Even PlayStation posted a rise in Sony profit 2021 as the gaming console saw sales exceeding 3.5 million units of PS5 in the third quarter. However, the group cut its PS5 sales forecast to 11.5 million units from 14.8 million units.

Q4 Results and Predictions

Sony group sales for January to March 2022 increased by 1% to approximately $17.4 billion while net income rose to almost $853 billion; a growth of nearly 67%.

Although the group saw a rise in sales, it was not enough to hold up net profits. Sales for the financial year 2021-2022 rose by 10% to nearly $76.3 billion while net profits fell to $6.78 billion.

For the financial year 2022-23, the group expects a 15% increase in sales but does not expect profits to correspond to it. In fact, they predict a 6% decrease in net profitability and a fall of almost $6.38 billion.

Sony earnings 2022 for the pictures division, which spans TV, films, networks, and production, made profits of almost $101 million on revenues of $2.69 billion. Revenues poured in from across the board, film, streaming revenues, and catalog licensing.   

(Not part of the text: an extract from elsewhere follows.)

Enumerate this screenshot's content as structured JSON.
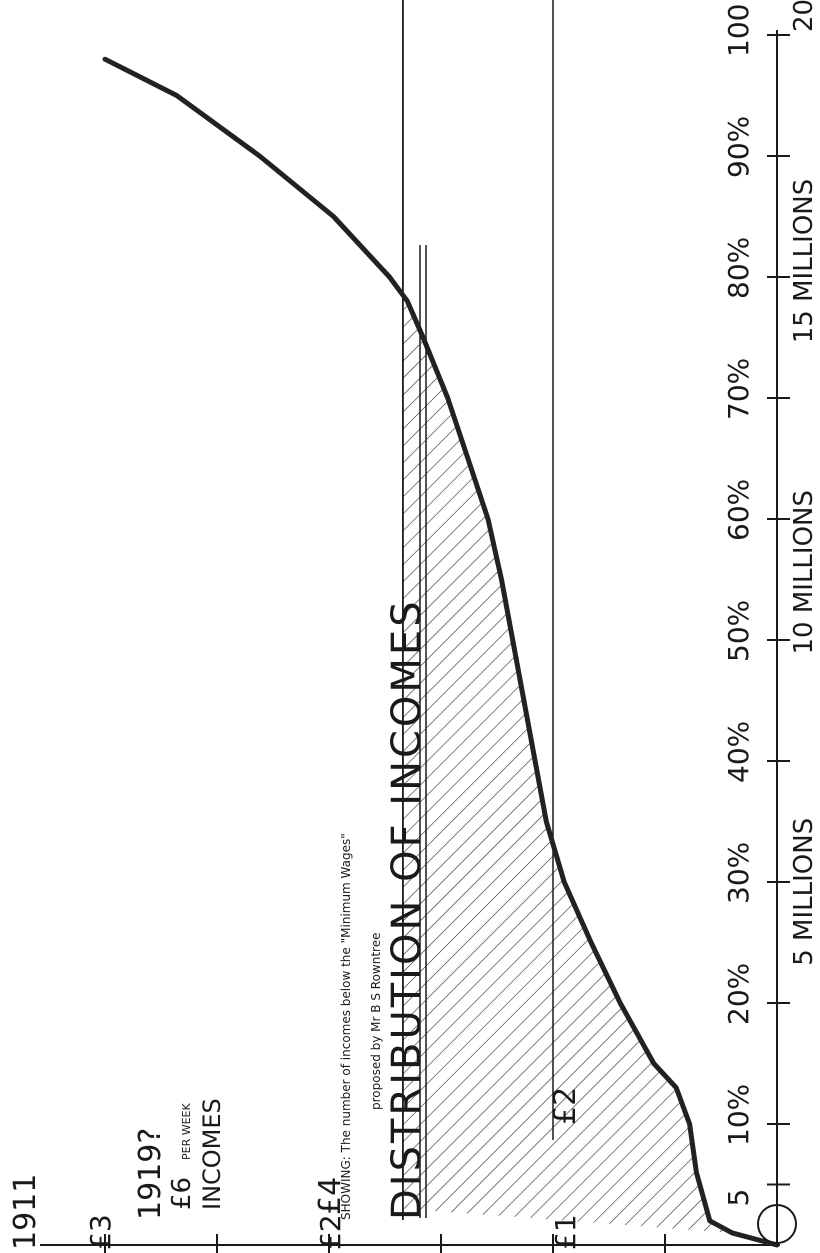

The group revealed that they expected sales to increase significantly on a year-on-year (YoY) basis mainly due to rising sales in game and network services (G&NS) and image and sensing solutions (I&SS). Sony’s games and network services division comprises both hardware and software. Although profitable, this year it barely managed to record profits better than the previous year. Furthermore, PlayStation Plus subscribers were less in comparison to the same period the previous year.

In March 2022, PlayStation subscribers stood at 47.4 million while it was 47.6 million last year.

Operating income is expected to decrease YoY primarily due to an expected decrease in operating income in the pictures segment and an expected decrease in operating income in the G&NS segment.

Income before income taxes is expected to essentially be flat year-on-year. The Japanese company stated that this forecast is due to an expected improvement in financial expenses as a result of unrealized gains and losses on securities not being included in the May forecast, compared to the previous fiscal year in which Sony recorded 66.2 billion yen of unrealized losses on securities, substantially offset by the impact of the above-mentioned decrease in operating income.

In the written statement on Sony earnings 2022, the group clarified that “net income attributable to Sony Group Corporation’s stockholders is expected to decrease year-on-year, mainly due to the absence of a reduction in income tax expense resulting from the reversal of the previous write-down of deferred tax assets in the fiscal year ended March 31, 2022.”

Some analysts believe that the fall of the yen, which is at a 20-year-low against the US dollar, will work in Sony’s favor.